Germany wants private holders of Greek bonds to shoulder part of the costs of a second rescue for Athens worth about 110 billion euros ($156 billion). The IMF has voiced support for this but the ECB is strongly opposed.
There was a sign, however, that Germany might be preparing to back down however, in the form of a report in business daily Handelsblatt.
Handelsblatt quoted a finance ministry representative as saying: "As things stand, such an undertaking is highly unlikely."
The ministry has suggested a possible way forward now could be to use funds from the European Financial Stability Facility (EFSF) to buy Greek debt, taking advantage of sharp discounts on bond markets to then cancel the debt.
ECB leaders, who fear private sector involvement in a new bailout could trigger a default rating, urged the eurozone to get moving on a solution.
Meanwhile, Moody's rating agency placed the United States's AAA debt on a downgrade watch because of rising prospects the US debt limit would not be raised in time to avoid default.
China also expressed concern after its Dagong credit ratings agency echoed Moody's by putting US sovereign debt on downgrade watch, citing weak US economic growth and the likelihood that fiscal deficits would remain high.
The string of warnings from rating agencies on eurozone and US debt came after days of attacks on the agencies by leading EU figures for the content and timing of their assessments.
But many voices, particularly in the financial markets, have expressed dismay at the confusion and contradictions in the handling of the eurozone crisis and the contagion it is spreading.
German central bank president Jens Weidmann warned in the daily Die Zeit that "the concert of voices that has expressed opinions in recent weeks, and not only about the private sector involvement -- has not helped instill confidence in the politicians' ability to resolve their problems."
Germany appeared to get support however from the IMF, which said that "comprehensive private sector involvement is appropriate, given the scale of financing needs and the desirability of burden sharing."

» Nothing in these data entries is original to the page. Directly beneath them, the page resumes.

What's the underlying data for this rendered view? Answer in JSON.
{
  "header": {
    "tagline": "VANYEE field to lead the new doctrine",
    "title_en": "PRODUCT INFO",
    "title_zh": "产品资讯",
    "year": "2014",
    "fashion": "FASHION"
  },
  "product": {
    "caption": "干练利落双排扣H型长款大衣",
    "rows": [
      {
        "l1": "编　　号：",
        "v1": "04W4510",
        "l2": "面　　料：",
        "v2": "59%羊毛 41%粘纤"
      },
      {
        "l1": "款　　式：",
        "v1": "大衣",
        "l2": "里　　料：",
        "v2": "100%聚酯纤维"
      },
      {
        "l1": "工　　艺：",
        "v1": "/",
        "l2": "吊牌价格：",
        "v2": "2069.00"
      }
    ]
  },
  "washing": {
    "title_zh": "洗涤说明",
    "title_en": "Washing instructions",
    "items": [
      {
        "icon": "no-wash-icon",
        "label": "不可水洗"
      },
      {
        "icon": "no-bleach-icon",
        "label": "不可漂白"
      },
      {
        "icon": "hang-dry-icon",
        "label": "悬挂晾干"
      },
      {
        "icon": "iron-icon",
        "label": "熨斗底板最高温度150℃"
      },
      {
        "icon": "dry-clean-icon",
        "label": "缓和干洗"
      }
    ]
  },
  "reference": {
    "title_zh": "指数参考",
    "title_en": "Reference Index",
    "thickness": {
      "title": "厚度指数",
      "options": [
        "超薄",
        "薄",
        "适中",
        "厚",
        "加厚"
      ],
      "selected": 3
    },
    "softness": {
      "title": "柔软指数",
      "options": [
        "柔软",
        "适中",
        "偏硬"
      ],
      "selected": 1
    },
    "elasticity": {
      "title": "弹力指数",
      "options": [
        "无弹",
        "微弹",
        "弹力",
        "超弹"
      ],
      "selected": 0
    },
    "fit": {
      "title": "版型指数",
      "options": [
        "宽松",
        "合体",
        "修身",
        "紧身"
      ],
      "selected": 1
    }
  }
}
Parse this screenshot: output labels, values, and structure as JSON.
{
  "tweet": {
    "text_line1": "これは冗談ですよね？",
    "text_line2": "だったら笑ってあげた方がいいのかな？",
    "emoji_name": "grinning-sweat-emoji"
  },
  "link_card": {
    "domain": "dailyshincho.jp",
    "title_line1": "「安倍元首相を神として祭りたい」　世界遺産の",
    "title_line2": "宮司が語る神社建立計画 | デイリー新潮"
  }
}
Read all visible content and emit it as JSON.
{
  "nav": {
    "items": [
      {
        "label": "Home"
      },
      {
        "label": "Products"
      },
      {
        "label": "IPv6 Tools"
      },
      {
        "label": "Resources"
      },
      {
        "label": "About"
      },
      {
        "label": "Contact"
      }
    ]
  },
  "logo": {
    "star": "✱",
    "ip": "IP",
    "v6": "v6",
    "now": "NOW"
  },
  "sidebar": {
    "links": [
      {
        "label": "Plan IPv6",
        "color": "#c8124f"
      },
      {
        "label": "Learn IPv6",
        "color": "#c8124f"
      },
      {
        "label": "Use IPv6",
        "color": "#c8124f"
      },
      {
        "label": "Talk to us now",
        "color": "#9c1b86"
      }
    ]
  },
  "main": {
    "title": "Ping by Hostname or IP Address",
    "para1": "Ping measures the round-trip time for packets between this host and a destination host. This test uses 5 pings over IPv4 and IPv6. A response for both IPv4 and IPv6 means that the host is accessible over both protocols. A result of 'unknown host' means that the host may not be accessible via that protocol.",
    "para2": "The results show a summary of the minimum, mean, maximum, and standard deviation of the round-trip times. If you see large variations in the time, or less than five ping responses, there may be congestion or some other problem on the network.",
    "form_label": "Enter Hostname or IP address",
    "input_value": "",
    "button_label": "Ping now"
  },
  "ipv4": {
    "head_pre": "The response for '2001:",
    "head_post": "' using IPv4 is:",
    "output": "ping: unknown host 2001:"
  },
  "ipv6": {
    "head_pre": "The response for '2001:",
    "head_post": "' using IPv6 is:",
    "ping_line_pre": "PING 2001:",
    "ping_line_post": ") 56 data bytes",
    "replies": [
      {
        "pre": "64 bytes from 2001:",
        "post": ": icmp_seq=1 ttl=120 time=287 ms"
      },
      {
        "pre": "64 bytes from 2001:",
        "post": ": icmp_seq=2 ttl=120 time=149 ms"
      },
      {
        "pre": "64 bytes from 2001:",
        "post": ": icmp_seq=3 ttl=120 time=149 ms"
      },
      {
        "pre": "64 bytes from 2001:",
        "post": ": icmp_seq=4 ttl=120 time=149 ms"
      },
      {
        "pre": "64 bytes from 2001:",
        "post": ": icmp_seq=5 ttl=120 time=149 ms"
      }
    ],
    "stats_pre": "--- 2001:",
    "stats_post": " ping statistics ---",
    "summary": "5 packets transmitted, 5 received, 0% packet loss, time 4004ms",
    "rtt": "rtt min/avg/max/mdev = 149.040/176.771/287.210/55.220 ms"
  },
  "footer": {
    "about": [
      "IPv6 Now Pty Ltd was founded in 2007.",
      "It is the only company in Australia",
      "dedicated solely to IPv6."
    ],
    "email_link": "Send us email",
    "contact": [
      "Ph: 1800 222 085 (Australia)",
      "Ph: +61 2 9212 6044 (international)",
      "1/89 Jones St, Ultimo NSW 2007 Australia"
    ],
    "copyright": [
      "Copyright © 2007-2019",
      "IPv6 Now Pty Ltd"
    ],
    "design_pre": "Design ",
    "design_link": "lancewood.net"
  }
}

Barclays Capital economist Thorsten Polleit told AFP: "Investors have become increasingly aware that there is no easy and quick way out in economic and political terms."
Italian central bank head Mario Draghi, who will take over as ECB president in November, stressed that a definitive plan is needed quickly.
That echoed comments by Greek Prime Minister George Papandreou who said eurozone leaders had lost time and were "struggling to take decisions", but that progress had been made in last few days.
European Union president Herman Van Rompuy had floated the idea of a crisis summit but German Chancellor Angela Merkel, who is in Nigeria, said: "The pre-condition for such a summit meeting would be that we would be in a position to take a decision and finalise the programme on Greece."
The eurozone is still considering holding a crisis summit but it will take place "when the time is right," the European Commission said on Thursday.
Finally, the eurozone braced for the release on Friday of bank stress tests that are supposed to demonstrate to markets that most commercial banks are strong enough to weather fresh financial shocks.
Any unpleasant surprises from the tests will likely only turn the screw tighter on the struggling eurozone countries.